By Todd Kettner on March 25, 2014


Tell us a bit about yourself – what do you do for work, fun? Are you a long-established Nelsonite, or have you drifted here like many of us?

I was born in New York but moved here when I was five, when my parents fled the draft, and I grew up in the Nelson area. I left when I graduated high school and headed to Vancouver where I lived for 20 years, and eventually came back 7 years ago. I am blessed with a profession that is both work and fun. I work in the Performing Arts – music and theatre mostly and I teach both as well. Right now, I am teaching at a summer camp for kids.

When, and how did you first become interested in the Nelson Co-housing project?

I become involved very early in the group formation – almost four years ago. I think it was the second gathering of friends. I ran into Matt Lowe and we chatted about buying land together, growing food and having community. It was my dad that got me interested in co-housing. He was already familiar with the model when initial discussions started happening. But there were a range of visions within the group at that stage. It took patience for me to stick with it as the group and the vision evolved.

When was the moment / event where you thought ‘Yup, this is for me!’

I think it was around the fall of 2011, when we organized for Chuck Durrett (the author & architect we worked with through the formative stages of developing the architecture) to do a presentation on co-housing here in Nelson. I recall this as a real turning point. This was when the group really embraced the co-housing model. The entire group was really excited by Chuck’s presentation. That’s when I knew we were on the right track.

How are you participating / contributing to the creation of the Nelson Co-housing project right now?

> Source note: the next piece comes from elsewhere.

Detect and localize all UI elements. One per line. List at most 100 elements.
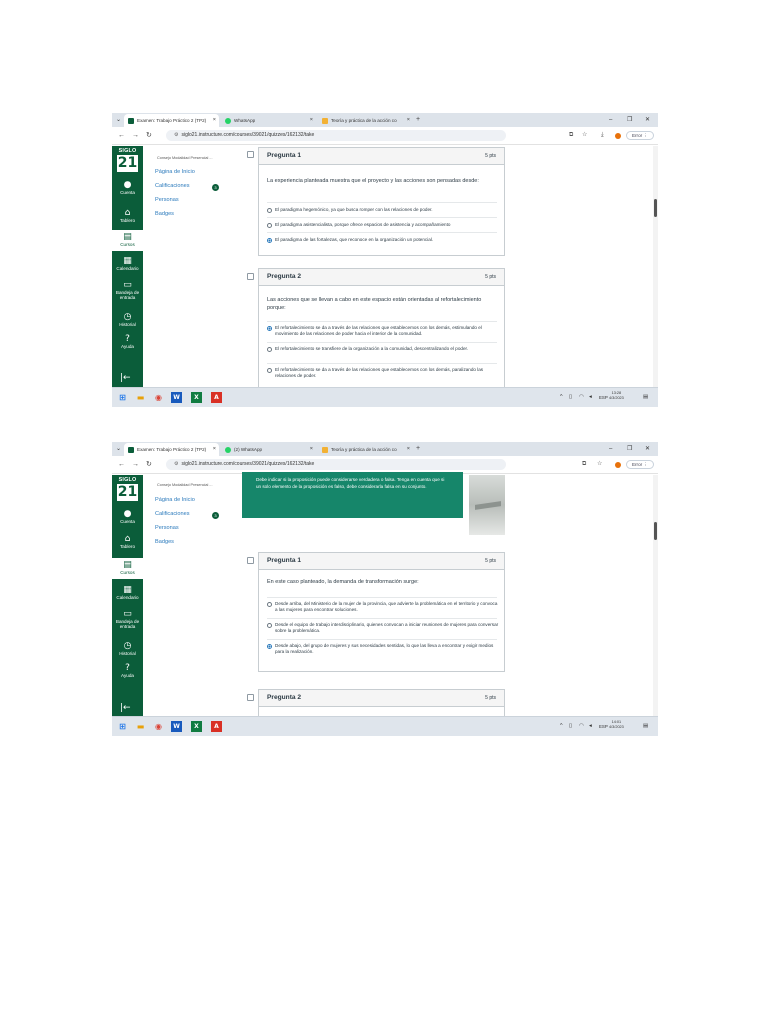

I’m on two committees – Process and Coordinating. The former primarily develops policy (which isn’t as hard as it might be because other communities have been very generous about sharing what they’ve developed). The latter is the meeting point of all the committee Sherpas. (Sherpa is our term for cmtee chair – so “we don’t drop anything along the way.”). The Coordinating Cmtee keeps all aspects of the project in focus and aligned according to our “critical path” as illustrated on a master project chart. I also serve as the Critical Path Assistant to keep that chart updated as the project develops. As well, I facilitate meetings as needed, sometimes opening with a song or some other spice!

What makes you the most excited about moving in down the road?

I feel like we’ve dreamed up some foundational aspects we know we’re all going to do – have dinners, eat together, grow food, have opportunities to hang out with people of different ages. But what excites me the most are the things we don’t even know are going to happen – the potential for creative, meaningful, collective effort.

What makes you the most nervous about moving in down the road?

That would be the same answer as for the last question – the unanticipated unknowns! We’re doing our best to learn from the successes & mistakes of other communities, about the aspects they’ve found most challenging and how to best negotiate those ourselves. We on the Process Cmtee are working with a schedule of policy development to have a good portion of our policy tools in place when we move in. And we’re on track in that regard, but I also know there’s no way to anticipate everything! So I suppose it really just comes down to good ol’ fear of the unknown.

What have you learned about yourself during this process so far?

How much I have to learn about really good facilitation skills.

Describe a satisfying scene on the land 5 years from now.

We’ve just pressed all the apples into cider … we’ve got a little band organized and we’re having a big family square dance after a satisfying meal. The sun is low, the light is golden and the teenagers are off being naughty (but within reason). And over a glass of last year’s fermented cider someone agrees that “yes, they want to help me mosaic the front of the terrace!!”